Cansei, preciso ir pro rio, logo. Só quero terminar de matar a saudade de algumas pessoas. Só algumas (bem poucas) pessoas me fazem querer ficar. Uma em especial me faz ficar desesperada pra dia vinte e cinco chegar, eu entrar no carro e ir embora. Não que eu não queira ir pra lá, não que eu não sinta falta da chaika e do koni, de andar na praia de noite, da lagoa, das livrarias, da toca do vinícius, do mam. Mas o principal motivo pra eu querer ir é estar longe. Eu não quero fugir de nada, na verdade é bem o contrário. Quero entender algumas coisas que estando aqui não vou entender, quero poder sair sem ter que encontrar pessoas que não ajudam em nada. Cansei de algumas, talvez eu tenha mudado muito e elas também. Cansei de incertezas, não quero que isso acabe como de costume, mas não sei o que fazer pra que isso mude. Talvez lá eu descubra.
segunda-feira, 24 de dezembro de 2007
Nem nós
Final de ano e eu resolvi ver o que realmente há e não o que eu conheço. Eu estava por aí no orkut e vi uma comunidade que me lembrou algo que pode ter sido exatamente meu maior erro. Na comunidade descobri que é uma música do Ramirez "Você nao vê? / As vezes que eu falei pra me esquecer / É so desculpa pra tentar saber se ainda sou / O que você sempre será pra mim". Era exatamente isso que eu sentia e fazia. Ele me passava toda a segurança que alguém poderia ter, mas mesmo assim, por causa dos meus conceitos pré formulados e do medo de o que os outros iriam pensar, eu não queria. Mas devia ser realmente muito forte, porque eu fiquei em dúvida, e tudo que desejava era que ele fizesse algo realmente. Acabou que eu perdi, tive outras chances de recuperar, mas perdi de vez. Agora mudou e eu gosto de como está, mas ainda me incomoda a idéia de que esse pode ter sido meu maior erro. A amizade dele hoje é algo que eu não trocaria, eu gosto tanto dele, admiro tanto, tenho sempre tanta coisa pra dizer a ele... é o único cara de quem meus amigos gostam, de todos que já conheceram. E o mais incrível que eu já conheci também. Talvez eu tenha errado, mas foi o melhor erro que já cometi, é mais do que um amigo, pelo menos pra mim. Faria qualquer coisa por ele. Não preciso citar o nome, ele sabe, eu sei, isso basta. "ninguém vai mudar nós dois".

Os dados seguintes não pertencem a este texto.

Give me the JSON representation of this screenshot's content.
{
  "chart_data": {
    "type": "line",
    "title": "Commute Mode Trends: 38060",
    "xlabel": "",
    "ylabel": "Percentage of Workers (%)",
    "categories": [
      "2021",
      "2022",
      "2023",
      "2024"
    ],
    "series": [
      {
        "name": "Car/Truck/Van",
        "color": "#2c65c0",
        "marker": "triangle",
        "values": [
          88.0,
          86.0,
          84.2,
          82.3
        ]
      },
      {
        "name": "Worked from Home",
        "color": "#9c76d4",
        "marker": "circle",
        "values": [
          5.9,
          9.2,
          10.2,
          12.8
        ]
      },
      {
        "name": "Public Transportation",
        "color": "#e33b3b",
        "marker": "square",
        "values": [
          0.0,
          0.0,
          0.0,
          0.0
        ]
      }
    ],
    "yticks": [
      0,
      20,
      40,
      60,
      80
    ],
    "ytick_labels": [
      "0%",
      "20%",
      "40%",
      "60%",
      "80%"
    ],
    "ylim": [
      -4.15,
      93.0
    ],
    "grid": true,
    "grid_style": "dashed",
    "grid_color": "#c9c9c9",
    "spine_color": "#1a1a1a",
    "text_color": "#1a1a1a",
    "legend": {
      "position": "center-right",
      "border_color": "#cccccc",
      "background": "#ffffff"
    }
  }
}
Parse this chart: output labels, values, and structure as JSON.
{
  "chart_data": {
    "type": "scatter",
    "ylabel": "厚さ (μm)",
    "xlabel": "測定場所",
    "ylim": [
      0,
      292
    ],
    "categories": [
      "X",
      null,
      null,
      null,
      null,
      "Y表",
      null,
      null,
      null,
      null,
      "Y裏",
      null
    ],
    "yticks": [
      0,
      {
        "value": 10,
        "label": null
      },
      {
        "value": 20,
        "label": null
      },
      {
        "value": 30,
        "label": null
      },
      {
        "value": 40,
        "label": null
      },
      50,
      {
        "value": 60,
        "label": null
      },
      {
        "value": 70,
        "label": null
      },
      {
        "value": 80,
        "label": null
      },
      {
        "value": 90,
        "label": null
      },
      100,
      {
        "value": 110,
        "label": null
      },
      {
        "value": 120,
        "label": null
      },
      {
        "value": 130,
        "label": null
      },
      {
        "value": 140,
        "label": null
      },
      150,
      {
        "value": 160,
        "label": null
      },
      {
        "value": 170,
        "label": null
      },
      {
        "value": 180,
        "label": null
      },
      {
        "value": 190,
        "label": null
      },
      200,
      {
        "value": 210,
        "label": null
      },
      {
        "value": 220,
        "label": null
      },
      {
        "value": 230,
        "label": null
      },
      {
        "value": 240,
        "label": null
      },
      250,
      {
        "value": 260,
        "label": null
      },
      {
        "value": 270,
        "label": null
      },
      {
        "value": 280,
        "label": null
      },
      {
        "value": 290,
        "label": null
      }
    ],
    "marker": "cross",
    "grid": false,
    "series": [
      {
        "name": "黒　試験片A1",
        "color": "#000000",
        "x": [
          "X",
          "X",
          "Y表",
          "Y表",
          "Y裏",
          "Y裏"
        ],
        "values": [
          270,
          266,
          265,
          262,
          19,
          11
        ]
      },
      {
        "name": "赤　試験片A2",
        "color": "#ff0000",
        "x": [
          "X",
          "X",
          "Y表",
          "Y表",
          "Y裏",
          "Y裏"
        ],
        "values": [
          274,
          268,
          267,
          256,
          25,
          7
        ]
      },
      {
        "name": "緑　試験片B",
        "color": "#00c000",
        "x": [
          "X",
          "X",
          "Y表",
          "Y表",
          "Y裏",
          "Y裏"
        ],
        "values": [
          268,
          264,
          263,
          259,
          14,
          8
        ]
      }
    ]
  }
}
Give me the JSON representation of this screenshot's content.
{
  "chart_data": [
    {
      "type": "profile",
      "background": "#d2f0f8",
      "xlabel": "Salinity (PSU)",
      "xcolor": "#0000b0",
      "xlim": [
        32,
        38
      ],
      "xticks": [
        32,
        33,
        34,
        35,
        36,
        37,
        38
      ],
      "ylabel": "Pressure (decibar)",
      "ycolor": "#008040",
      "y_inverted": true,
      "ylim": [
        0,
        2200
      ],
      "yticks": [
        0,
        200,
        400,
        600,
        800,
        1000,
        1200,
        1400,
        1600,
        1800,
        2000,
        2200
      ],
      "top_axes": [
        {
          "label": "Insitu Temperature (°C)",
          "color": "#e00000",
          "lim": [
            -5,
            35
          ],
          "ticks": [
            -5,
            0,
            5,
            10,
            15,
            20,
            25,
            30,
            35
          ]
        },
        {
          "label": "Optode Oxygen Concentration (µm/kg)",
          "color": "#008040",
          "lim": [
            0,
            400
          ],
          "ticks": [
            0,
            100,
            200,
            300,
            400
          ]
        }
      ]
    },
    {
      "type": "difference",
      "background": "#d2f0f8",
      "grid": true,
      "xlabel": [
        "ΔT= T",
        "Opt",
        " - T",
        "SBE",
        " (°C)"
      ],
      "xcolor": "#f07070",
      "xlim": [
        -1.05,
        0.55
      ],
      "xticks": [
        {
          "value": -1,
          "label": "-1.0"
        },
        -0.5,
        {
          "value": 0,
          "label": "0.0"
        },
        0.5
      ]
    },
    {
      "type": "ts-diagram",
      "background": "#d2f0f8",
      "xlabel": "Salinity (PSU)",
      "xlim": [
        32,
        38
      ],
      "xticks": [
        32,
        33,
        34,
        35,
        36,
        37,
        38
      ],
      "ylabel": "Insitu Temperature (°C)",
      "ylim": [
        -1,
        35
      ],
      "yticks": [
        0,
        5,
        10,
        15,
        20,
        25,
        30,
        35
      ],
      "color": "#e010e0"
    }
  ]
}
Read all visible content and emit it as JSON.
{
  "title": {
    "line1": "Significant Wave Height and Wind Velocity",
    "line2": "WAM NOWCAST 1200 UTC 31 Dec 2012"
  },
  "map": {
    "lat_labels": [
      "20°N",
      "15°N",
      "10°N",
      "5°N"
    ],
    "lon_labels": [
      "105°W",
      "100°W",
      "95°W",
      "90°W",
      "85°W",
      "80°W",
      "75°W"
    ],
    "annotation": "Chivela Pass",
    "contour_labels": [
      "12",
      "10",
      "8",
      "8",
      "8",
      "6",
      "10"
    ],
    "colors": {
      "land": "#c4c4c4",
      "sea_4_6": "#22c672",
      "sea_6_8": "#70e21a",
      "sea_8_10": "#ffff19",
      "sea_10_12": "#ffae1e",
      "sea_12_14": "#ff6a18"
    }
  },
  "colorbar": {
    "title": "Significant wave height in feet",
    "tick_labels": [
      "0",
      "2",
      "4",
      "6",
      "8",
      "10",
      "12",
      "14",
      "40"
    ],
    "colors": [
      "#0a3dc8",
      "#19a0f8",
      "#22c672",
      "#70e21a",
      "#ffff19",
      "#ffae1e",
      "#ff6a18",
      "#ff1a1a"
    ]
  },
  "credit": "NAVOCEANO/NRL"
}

quinta-feira, 29 de novembro de 2007
Eu mesma não conseguia ver isso, então poderia ser querer demais que outros vissem, mas muitos já conseguiram e eu não acho que é tão dificil assim de perceber, na verdade é até bem fácil. Eu não sou quem você acha que eu sou. Não sou, não sou mesmo. Sou fútil, fico caçando briga, sou extremamente infantil e prefiro pessoa idiotas a pessoas maduras. FODA-SE. EU SOU ASSIM. Talvez eu prefira não ser, mas eu sou e não ligo. Não mesmo. Sabe porque eu insisto no mesmo idiota de sempre? Porque eu GOSTO dele, com toda a idiotice e até por causa dela. Eu não sou melhor que ninguém, nem acho que sou, pelo menos isso eu tenho certeza, sempre tive, sou pior que muuuuuuitas pessoas, pior até que o tal do idiota. E por favor parem de dizer que eu mereço alguém melhor quando nem ele eu mereço. E foda-se tudo também.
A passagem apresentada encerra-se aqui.